Sand Stakes for Tents & Shelters

Does anyone know where I can buy LONG sand stakes for my 19’ MSR Prawing tarp shelter? I need something that is at least 24" long and wide enough to actually hold the shelter when used on sandbars in stiff winds. I’ve researched a lot of the usual sources such as REI, NRS, and Campmor but have found only relative short or skinny stakes.



Why 24 inches long needed?

How important is compact storage?
If you don’t mind a little bulk the best sand stakes I’ve ever used are wooden ones you can buy for a song at any building-supply place and a lot of hardware stores. The ones I use are roughly 3/4" x 1.5" and 20 to 22 inches long. If you scrape away the loose sand to expose a damp surface, and pound these in all the way, you won’t be able to pull them out the next morning; you’ll have to dig around them first. Best of all, you can get about 20 of them for the same price as two or three sand stakes from an big-box outdoor store. These days I don’t ever consider using anything else. You’ve really got to hammer them to make them go in, but that’s one reason they hold so well. They start to crack and chip at the top after a while, but so what - they’re dirt-cheap and you can get more.

Necessity …

– Last Updated: Jul-14-07 6:00 PM EST –

Necessity is mother of invention.

Had same problem last year on Wisconsin river trip.

My solution: I took several stuff sacks, and the tent pole bag, filled them with sand, and laid them on top of the stakes I was using. It worked. The sand is there to use, and a few nylon stuff sacks, or actual sand bags are cheap, light weight, and take up very little space.

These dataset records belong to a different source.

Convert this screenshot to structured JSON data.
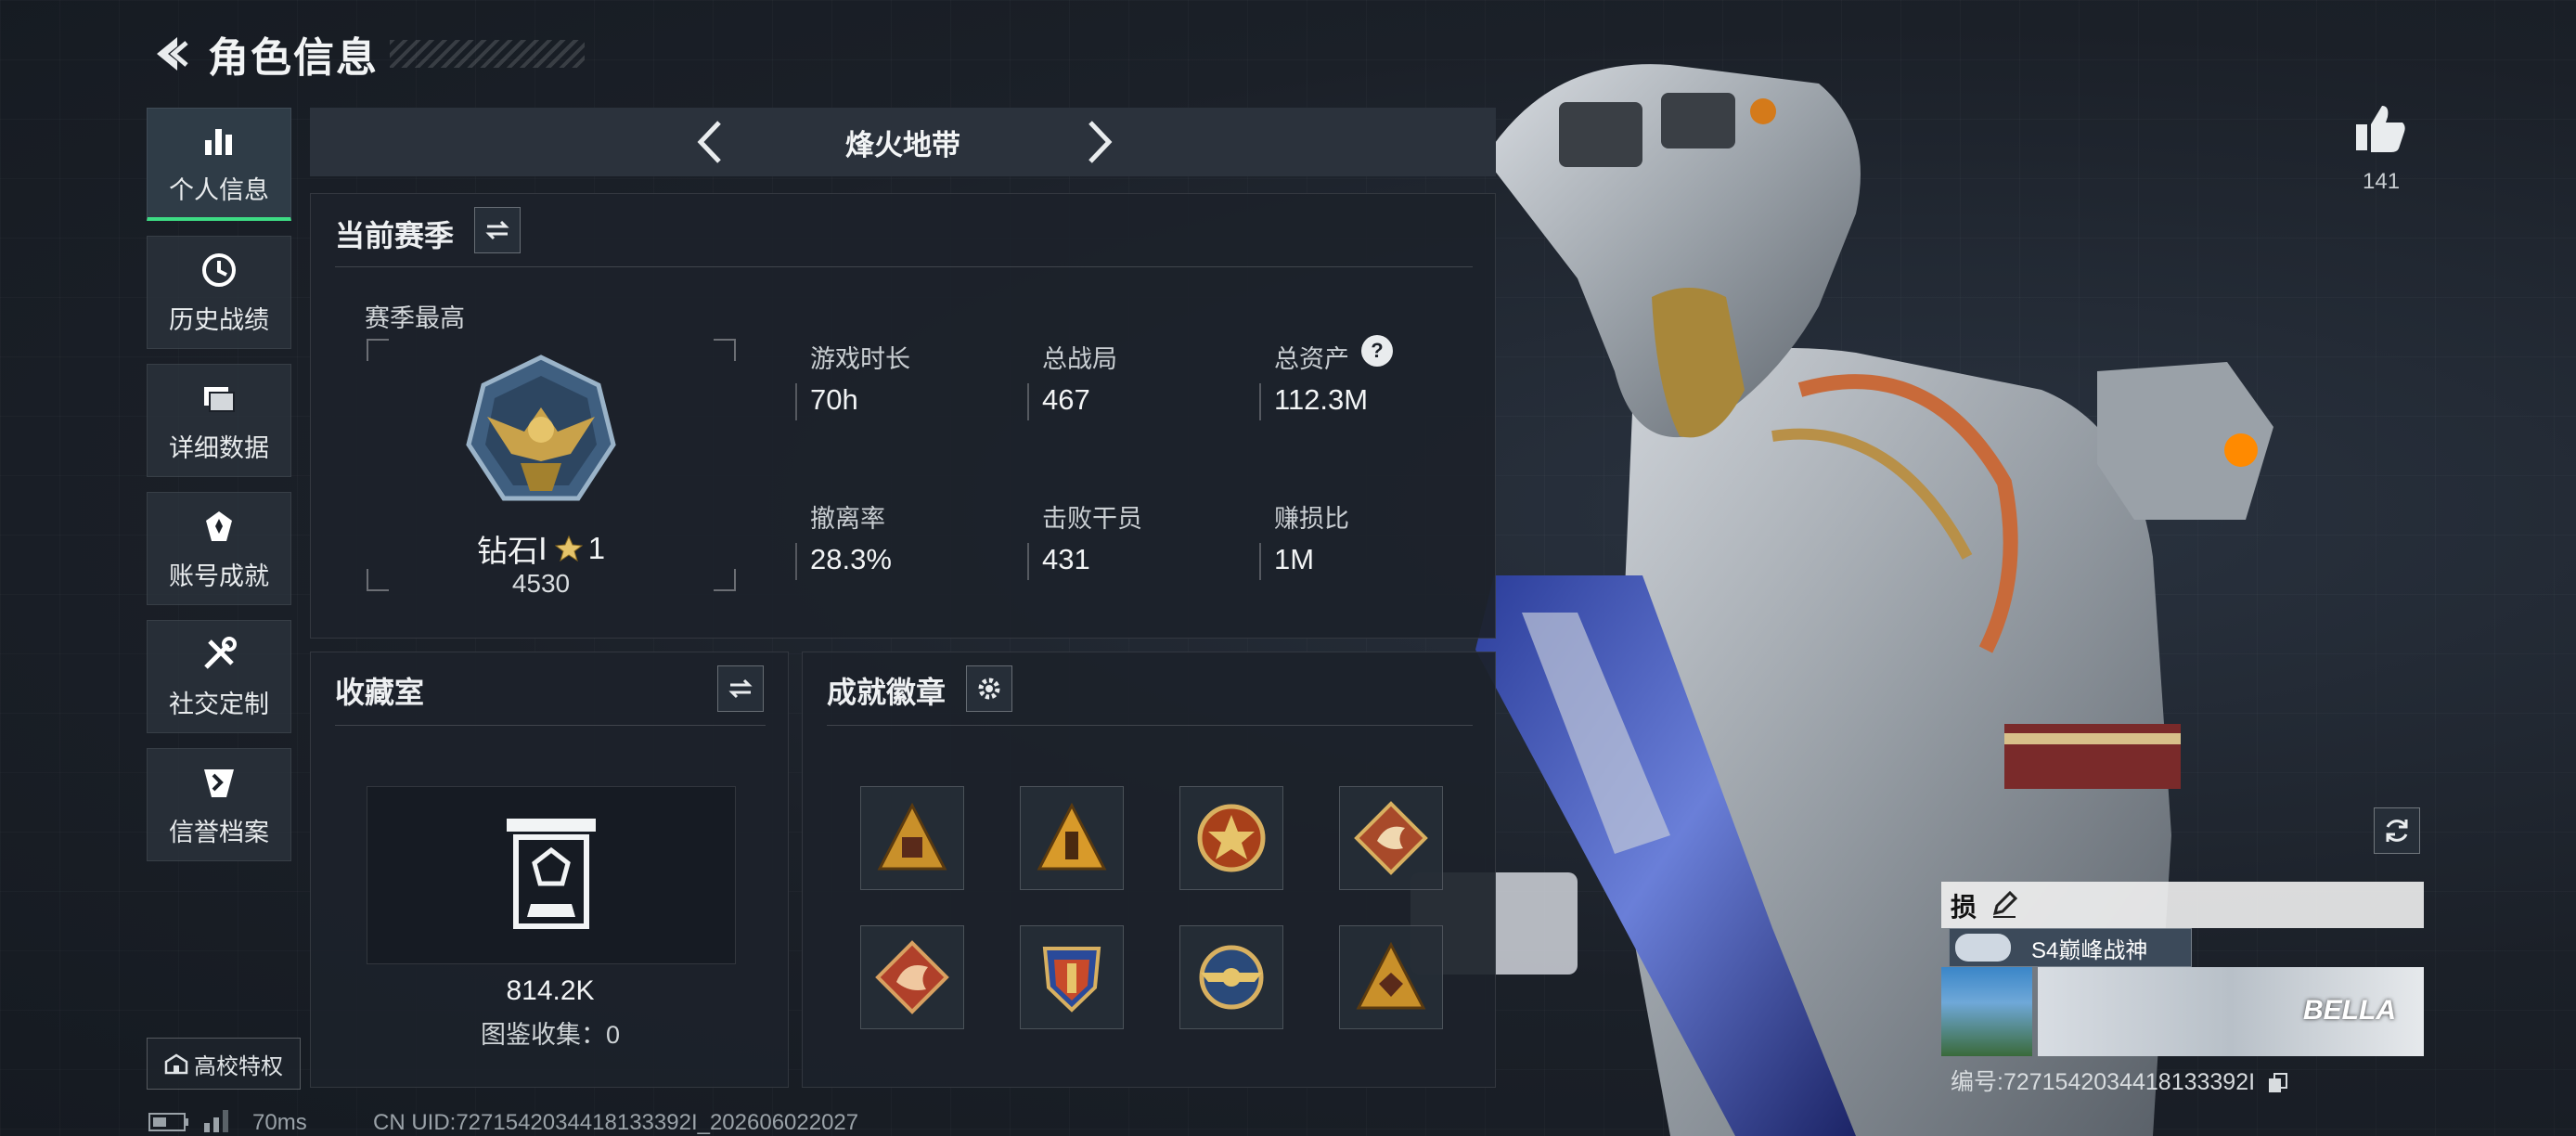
{
  "header": {
    "title": "角色信息"
  },
  "sidebar": {
    "items": [
      {
        "label": "个人信息",
        "icon": "bar-chart-icon",
        "active": true
      },
      {
        "label": "历史战绩",
        "icon": "clock-icon"
      },
      {
        "label": "详细数据",
        "icon": "folder-icon"
      },
      {
        "label": "账号成就",
        "icon": "trophy-icon"
      },
      {
        "label": "社交定制",
        "icon": "tools-icon"
      },
      {
        "label": "信誉档案",
        "icon": "shield-icon"
      }
    ],
    "campus_label": "高校特权"
  },
  "mode": {
    "title": "烽火地带"
  },
  "season": {
    "title": "当前赛季",
    "best_label": "赛季最高",
    "rank_name": "钻石",
    "rank_tier": "Ⅰ",
    "rank_stars": "1",
    "rank_points": "4530",
    "stats": [
      {
        "label": "游戏时长",
        "value": "70h"
      },
      {
        "label": "总战局",
        "value": "467"
      },
      {
        "label": "总资产",
        "value": "112.3M",
        "help": "?"
      },
      {
        "label": "撤离率",
        "value": "28.3%"
      },
      {
        "label": "击败干员",
        "value": "431"
      },
      {
        "label": "赚损比",
        "value": "1M"
      }
    ]
  },
  "collection": {
    "title": "收藏室",
    "value": "814.2K",
    "collect_label": "图鉴收集：",
    "collect_count": "0"
  },
  "badges": {
    "title": "成就徽章",
    "items": [
      "triangle-badge-icon",
      "triangle-badge-icon",
      "star-medal-icon",
      "dragon-badge-icon",
      "dragon-badge-icon",
      "shield-badge-icon",
      "wing-badge-icon",
      "triangle-badge-icon"
    ]
  },
  "status": {
    "ping": "70ms",
    "uid": "CN UID:7271542034418133392I_202606022027"
  },
  "profile": {
    "likes": "141",
    "sign": "损",
    "title_tag": "S4巅峰战神",
    "card_label": "BELLA",
    "id_line": "编号:7271542034418133392I"
  },
  "colors": {
    "accent": "#3ddc84",
    "panel": "#1c222a",
    "gold": "#c9a24a"
  }
}
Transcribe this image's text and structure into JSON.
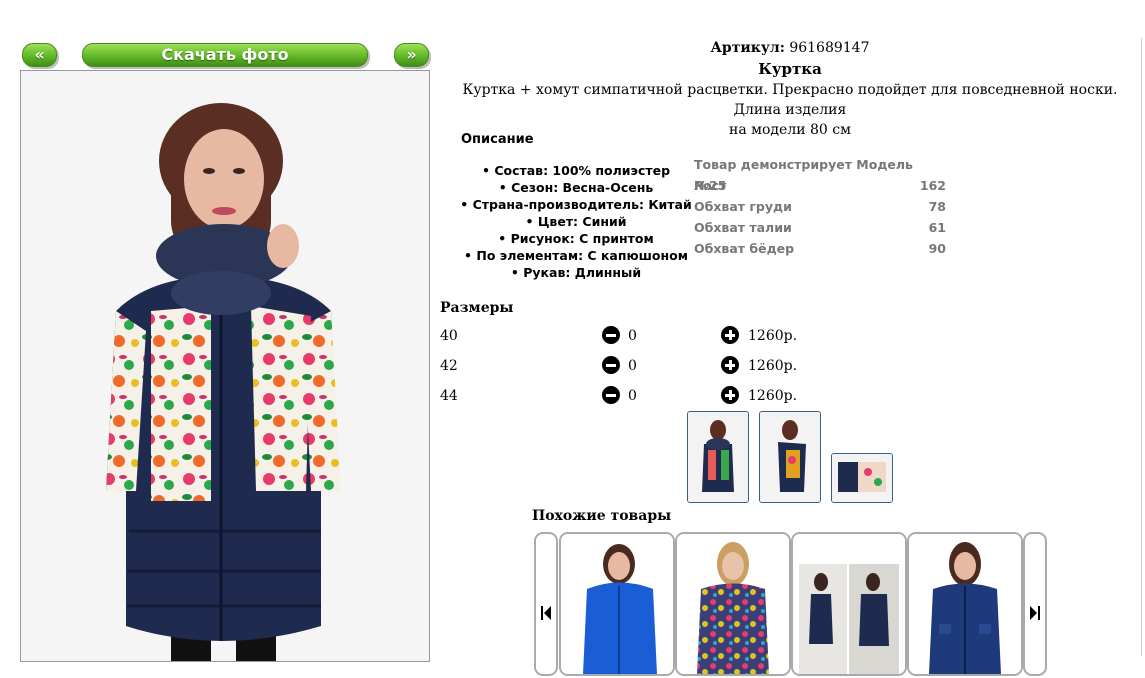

Get some mountaineering snow pickets
tie into them, then bury them. 24" is a common size.

Use sand anchors instead
They’re fabric pouches with attachment lines that you bury in the sand. They weight practically nothing and take up little space, plus you can make them yourself.

anchors away

– Last Updated: Jul-14-07 11:36 PM EST –

Sand Anchors:

They work great.

Or, try these: click on 'accessories' and find the SST pins (Sand, Snow, Tundra). They have some up to 32". Or you could just make some of these yourself.

arrow shaft stakes
actual arrow shafts, topped with a loose ring

(why make your own when you can buy!)

If you are good with your hands and power tools, what about splitting a 1.5" PVC pipe? You can drill the PVC and attachs hooks or lines. I thought about doing this for Florida beach camping.

I saw the sand bags on the Campmore site and thought this is the better alternative. As previously mentioned they weigh next to nothing and take up no space.

Sand Stakes for Tents & Shelters
Thanks, everyone, for the great ideas concerning functional sand stakes for my MSR Parawing. I knew I could count on folks who use!

Best wishes to all of you.


Ditto the above
I actually cut out slits for the rope 2" from the top. It has held in 30+ mph winds down on the coast camping on the beach of a barrier island. They are bulky but work well. They are a pain to dig out the next day but its nice to know everything will stay put even in high winds where the sand is battering the tent.

Plus like guideboat said they are really cheap.

Arrow shaft material is too weak
It will bend and/or break under any serious side load. Arrow shaft stakes will also pull out easily, since they will flex toward the load and have a very slick surface.

I used to own an archery shop and have a box full of scrap shafts that I use for various purposes. I wouldn’t even consider using them for tent stakes.

Army Surplus
You can get some good ones cheap at the army surlus

Deadman anchors
without using those sand anchors as linked above, you might be able to use deadman anchors, using sticks, poles, or some other kind of long object. Take the stick, tie the tent guyout about halfway and bury the stick as much as you can parallel to the ground and use it as an anchor…


Yep, that works great too. nm

sand anchors
i use in coastal Everglades is some plain plastic grocery bags (very lightweight) double up per anchor and fill with sand. Bury it with handle up so you can tie off then cover with more sand. Works in up to 40 mph winter front winds.

metal dog tie-outs
We use metal dog tie-outs (where the bottom part is spiral-shaped) to stake shade tents & camping tents in sandy soil or on the beach. Pros: Cheap & generally hold well. Con: Ends are sharp, so file them down so you don’t cut yourself.

Why not make them???
using #4 rebar. You can buy #4 rebar at Home Depot in 2 & 4 foot lengths. Use a torch to heat and bend the end to make a “L” and then you can sharpen the sand end. Cheap!!!

Website for Al tubing…

They’ve got Al 2024 T3 and 6061 T6 in tubing and sell by the foot. 2024 T3 is stronger and lighter of the two. Great overall site for learning about metals and what’s available. I’m making another tipi tent with woodstove inside held up by a single center pole and order several ‘nesting’ (OD of one tube is just undre the ID of the next larger size so they slide inside each other for compactness) diameters of Al tubing from them for an extendable, compact center pole. You name it, they’ve pretty much got it.